= Tactical engagement simulation =

Weapons use training system

A Tactical Engagement Simulation (TES) is a training system for using weapons. Laser transmitters are typically used instead of bullets, larger rounds, or shorter-range guided weapons such as anti-tank missiles. A laser transmitter is mounted on the weapon and aligned with the weapon's barrel. However, some engagement simulators are capable of also utilizing live firing in order to increase the fidelity of the training simulation.

Gallium arsenide (GaAs) is often used as the stimulated medium and this produces a wavelength of 904 nanometres, in the near infrared band outside the sensitivity of the human eye which is from about 400 to 700 nm (0.4 to 0.7 micrometres).

In modern TES systems the laser transmission is coded so that in a field exercise, individual weapons can be identified by exercise control (EXCON) and appropriate calculations made of gravity drop, warhead damage radius and so forth.

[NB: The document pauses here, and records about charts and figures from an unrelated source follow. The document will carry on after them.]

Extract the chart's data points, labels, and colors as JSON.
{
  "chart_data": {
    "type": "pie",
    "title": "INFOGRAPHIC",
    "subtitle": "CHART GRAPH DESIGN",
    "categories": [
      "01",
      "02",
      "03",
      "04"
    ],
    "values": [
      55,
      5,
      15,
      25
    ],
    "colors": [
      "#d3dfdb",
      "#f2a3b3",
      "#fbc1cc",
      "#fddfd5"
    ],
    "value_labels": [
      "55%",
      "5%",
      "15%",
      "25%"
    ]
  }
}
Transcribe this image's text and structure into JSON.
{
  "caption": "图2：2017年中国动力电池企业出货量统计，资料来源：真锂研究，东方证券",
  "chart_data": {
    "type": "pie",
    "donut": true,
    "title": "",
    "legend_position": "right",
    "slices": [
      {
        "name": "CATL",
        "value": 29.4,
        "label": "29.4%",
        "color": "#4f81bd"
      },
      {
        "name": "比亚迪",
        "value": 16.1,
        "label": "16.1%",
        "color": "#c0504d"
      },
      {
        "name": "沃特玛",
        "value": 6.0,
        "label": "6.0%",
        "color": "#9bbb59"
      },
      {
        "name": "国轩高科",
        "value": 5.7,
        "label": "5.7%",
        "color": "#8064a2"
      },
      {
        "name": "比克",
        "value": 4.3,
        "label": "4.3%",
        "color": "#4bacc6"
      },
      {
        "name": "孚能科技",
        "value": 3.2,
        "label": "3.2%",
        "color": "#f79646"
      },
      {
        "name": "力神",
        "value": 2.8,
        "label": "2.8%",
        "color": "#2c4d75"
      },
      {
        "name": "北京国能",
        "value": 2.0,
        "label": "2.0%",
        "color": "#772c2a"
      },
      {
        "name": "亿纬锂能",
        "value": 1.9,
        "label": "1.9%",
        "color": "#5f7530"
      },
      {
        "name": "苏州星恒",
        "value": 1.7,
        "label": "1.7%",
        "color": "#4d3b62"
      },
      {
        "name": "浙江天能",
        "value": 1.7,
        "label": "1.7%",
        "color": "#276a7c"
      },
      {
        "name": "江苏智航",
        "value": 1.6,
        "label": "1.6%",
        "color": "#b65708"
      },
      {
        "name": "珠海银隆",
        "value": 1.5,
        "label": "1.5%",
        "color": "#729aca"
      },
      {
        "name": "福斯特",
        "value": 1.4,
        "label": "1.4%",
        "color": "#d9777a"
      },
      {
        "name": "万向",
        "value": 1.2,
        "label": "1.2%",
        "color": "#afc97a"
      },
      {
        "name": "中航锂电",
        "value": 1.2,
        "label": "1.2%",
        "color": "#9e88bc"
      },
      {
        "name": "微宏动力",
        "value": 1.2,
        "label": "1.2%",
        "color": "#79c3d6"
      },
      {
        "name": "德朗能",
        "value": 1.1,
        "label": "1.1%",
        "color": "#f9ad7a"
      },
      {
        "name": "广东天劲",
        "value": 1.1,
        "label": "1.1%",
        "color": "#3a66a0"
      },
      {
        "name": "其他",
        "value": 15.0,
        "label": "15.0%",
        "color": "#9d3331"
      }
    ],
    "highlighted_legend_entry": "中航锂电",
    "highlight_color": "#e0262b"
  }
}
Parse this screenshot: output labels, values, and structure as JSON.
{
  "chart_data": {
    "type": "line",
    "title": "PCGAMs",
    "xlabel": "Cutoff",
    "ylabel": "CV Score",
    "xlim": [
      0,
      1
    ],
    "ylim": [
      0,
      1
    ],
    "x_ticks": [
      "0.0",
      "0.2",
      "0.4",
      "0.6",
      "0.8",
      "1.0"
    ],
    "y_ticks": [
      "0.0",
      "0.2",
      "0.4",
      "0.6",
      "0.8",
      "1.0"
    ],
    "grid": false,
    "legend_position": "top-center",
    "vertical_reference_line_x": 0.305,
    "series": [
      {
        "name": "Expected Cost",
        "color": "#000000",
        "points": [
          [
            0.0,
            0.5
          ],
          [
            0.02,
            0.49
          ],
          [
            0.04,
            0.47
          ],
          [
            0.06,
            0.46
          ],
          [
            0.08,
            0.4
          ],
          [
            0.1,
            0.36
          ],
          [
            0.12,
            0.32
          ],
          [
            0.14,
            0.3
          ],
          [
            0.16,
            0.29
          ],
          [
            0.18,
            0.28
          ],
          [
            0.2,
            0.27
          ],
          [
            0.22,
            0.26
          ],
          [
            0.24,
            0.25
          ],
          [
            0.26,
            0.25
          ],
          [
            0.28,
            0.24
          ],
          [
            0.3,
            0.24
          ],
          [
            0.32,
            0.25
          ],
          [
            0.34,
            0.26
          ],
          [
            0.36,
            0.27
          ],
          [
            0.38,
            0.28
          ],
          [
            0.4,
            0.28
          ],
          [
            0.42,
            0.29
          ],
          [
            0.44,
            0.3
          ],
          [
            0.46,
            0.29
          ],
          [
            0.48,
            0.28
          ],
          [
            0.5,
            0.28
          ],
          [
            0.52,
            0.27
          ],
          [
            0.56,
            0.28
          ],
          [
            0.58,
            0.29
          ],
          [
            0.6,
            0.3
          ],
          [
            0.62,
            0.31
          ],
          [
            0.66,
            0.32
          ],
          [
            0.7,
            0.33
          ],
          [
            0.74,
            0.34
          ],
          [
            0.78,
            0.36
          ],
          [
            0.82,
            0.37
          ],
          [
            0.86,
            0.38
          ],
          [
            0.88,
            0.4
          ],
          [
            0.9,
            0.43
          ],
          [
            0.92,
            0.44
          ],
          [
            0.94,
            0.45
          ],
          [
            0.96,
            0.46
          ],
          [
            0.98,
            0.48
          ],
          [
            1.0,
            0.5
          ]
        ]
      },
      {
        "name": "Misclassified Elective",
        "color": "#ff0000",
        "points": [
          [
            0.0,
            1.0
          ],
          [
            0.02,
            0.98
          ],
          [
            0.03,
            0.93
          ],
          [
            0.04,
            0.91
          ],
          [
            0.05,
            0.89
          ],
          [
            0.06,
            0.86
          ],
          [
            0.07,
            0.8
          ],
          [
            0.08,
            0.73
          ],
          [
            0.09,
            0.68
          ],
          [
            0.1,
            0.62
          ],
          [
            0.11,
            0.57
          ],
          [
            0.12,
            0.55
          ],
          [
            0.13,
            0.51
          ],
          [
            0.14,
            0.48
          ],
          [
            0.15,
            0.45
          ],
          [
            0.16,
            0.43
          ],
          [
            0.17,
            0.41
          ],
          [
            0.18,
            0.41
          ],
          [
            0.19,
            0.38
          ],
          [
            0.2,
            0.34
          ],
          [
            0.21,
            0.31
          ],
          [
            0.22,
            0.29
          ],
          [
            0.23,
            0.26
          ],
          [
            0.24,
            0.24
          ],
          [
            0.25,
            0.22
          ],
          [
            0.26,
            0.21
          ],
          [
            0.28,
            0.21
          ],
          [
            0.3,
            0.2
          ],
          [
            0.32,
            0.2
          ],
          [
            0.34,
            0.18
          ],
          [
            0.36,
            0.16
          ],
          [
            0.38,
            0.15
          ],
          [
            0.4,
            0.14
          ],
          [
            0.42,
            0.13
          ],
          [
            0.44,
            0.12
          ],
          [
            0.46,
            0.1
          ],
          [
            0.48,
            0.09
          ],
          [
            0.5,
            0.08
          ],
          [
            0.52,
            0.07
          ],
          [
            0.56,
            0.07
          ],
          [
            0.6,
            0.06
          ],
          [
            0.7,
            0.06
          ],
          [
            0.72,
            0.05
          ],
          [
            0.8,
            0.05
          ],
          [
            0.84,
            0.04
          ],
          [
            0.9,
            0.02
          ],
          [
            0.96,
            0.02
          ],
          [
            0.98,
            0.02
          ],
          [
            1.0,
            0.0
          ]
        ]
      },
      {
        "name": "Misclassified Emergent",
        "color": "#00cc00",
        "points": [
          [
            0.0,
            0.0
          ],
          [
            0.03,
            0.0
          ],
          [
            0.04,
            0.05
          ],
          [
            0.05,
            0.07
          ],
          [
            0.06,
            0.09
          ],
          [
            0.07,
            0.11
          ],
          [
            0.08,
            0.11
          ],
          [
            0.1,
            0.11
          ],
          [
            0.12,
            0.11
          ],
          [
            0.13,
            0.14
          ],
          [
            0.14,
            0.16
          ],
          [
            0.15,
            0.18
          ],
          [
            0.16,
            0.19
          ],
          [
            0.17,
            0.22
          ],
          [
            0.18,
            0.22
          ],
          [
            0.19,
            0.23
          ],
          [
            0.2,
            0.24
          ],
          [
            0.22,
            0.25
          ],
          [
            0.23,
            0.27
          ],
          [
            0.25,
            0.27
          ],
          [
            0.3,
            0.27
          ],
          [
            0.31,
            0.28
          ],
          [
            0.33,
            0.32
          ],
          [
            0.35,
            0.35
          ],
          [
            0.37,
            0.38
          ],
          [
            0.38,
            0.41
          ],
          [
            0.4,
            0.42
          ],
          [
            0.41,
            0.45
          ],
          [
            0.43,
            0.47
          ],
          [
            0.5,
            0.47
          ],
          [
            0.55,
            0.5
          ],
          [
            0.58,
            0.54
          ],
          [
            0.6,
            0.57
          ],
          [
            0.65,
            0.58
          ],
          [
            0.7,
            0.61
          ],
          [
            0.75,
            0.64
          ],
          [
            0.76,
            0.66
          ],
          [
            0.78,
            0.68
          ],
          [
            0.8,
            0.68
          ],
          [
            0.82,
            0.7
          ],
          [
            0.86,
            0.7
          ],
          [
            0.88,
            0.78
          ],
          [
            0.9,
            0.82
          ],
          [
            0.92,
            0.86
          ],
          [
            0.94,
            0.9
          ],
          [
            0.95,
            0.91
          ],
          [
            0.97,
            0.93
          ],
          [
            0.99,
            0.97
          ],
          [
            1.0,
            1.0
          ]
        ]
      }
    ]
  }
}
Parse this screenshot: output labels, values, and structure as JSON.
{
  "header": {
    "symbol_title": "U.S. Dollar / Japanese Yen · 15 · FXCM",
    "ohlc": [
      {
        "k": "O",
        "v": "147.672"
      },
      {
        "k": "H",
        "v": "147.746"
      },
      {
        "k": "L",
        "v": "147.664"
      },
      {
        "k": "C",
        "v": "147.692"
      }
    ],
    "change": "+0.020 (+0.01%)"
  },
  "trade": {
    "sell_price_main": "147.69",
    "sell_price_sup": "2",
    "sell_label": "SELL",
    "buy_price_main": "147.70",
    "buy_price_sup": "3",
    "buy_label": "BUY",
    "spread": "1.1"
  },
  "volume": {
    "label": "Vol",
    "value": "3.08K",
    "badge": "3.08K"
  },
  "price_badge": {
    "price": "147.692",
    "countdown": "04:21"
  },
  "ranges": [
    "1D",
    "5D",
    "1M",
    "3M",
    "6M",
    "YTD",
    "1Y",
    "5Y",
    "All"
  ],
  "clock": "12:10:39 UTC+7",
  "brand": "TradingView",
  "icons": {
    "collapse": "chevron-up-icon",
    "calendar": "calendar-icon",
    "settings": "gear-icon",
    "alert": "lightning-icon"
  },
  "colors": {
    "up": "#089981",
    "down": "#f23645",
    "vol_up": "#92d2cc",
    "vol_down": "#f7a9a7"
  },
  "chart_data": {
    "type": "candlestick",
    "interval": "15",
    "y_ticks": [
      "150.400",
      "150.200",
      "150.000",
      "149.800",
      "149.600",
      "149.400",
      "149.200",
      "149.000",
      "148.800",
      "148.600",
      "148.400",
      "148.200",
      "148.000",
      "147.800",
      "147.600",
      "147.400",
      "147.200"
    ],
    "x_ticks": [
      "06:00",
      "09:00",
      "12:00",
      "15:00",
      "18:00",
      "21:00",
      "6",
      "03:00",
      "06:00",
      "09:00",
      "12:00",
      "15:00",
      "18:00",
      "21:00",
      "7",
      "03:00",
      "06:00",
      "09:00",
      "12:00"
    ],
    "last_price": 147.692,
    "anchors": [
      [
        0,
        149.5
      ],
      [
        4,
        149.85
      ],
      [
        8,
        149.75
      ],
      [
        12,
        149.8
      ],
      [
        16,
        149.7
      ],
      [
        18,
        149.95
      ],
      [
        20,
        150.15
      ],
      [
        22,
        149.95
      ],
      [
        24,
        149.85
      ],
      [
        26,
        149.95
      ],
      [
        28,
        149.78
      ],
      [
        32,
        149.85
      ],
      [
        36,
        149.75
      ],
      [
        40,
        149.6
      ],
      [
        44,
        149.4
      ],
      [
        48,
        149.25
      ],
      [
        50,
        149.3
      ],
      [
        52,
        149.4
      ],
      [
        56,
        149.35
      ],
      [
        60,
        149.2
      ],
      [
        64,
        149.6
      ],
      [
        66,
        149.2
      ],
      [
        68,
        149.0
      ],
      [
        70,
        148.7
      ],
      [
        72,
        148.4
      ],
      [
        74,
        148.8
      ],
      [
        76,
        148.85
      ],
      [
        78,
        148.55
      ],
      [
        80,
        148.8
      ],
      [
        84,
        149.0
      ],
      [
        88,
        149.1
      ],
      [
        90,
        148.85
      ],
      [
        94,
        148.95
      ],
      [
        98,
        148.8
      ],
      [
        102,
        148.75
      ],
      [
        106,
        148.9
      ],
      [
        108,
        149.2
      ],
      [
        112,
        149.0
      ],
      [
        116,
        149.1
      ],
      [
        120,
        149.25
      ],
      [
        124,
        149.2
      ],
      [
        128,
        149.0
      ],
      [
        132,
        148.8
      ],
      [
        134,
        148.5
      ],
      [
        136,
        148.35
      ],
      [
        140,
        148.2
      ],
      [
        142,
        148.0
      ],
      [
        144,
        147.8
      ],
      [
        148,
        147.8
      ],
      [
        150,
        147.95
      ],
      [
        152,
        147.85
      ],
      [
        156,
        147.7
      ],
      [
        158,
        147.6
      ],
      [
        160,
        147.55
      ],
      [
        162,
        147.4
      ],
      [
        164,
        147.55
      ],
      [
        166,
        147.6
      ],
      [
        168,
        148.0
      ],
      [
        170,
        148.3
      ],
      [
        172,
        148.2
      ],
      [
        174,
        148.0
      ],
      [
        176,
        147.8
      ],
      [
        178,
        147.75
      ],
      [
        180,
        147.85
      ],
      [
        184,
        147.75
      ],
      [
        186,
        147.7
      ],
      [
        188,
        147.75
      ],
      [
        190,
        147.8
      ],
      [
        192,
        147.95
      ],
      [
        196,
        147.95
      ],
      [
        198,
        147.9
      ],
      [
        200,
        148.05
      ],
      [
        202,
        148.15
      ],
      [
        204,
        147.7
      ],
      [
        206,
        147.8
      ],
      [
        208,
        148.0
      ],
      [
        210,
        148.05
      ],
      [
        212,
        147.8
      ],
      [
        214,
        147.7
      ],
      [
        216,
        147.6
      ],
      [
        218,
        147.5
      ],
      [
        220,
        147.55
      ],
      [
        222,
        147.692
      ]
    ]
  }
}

Weapons as small as hand guns can be part of a TES system as can larger weapons including tanks and large calibre guns. In field exercises, the laser transmitters can trigger cartridge-based Weapon effects simulation (WES) devices mounted on potential targets such as tanks and other vehicles. WES systems include pyrotechnic flash/bang and smoke devices that add realism to a field exercise.

All these events are recorded on the exercise computer. After-Action Review (AAR) can include comprehensive analysis of weapon firing, accuracy and warhead effects on the targets. Such techniques have taken much speculation out of the assessment of field exercises and have resulted in more realistic training than used to be available other than by using (dangerous) live firing.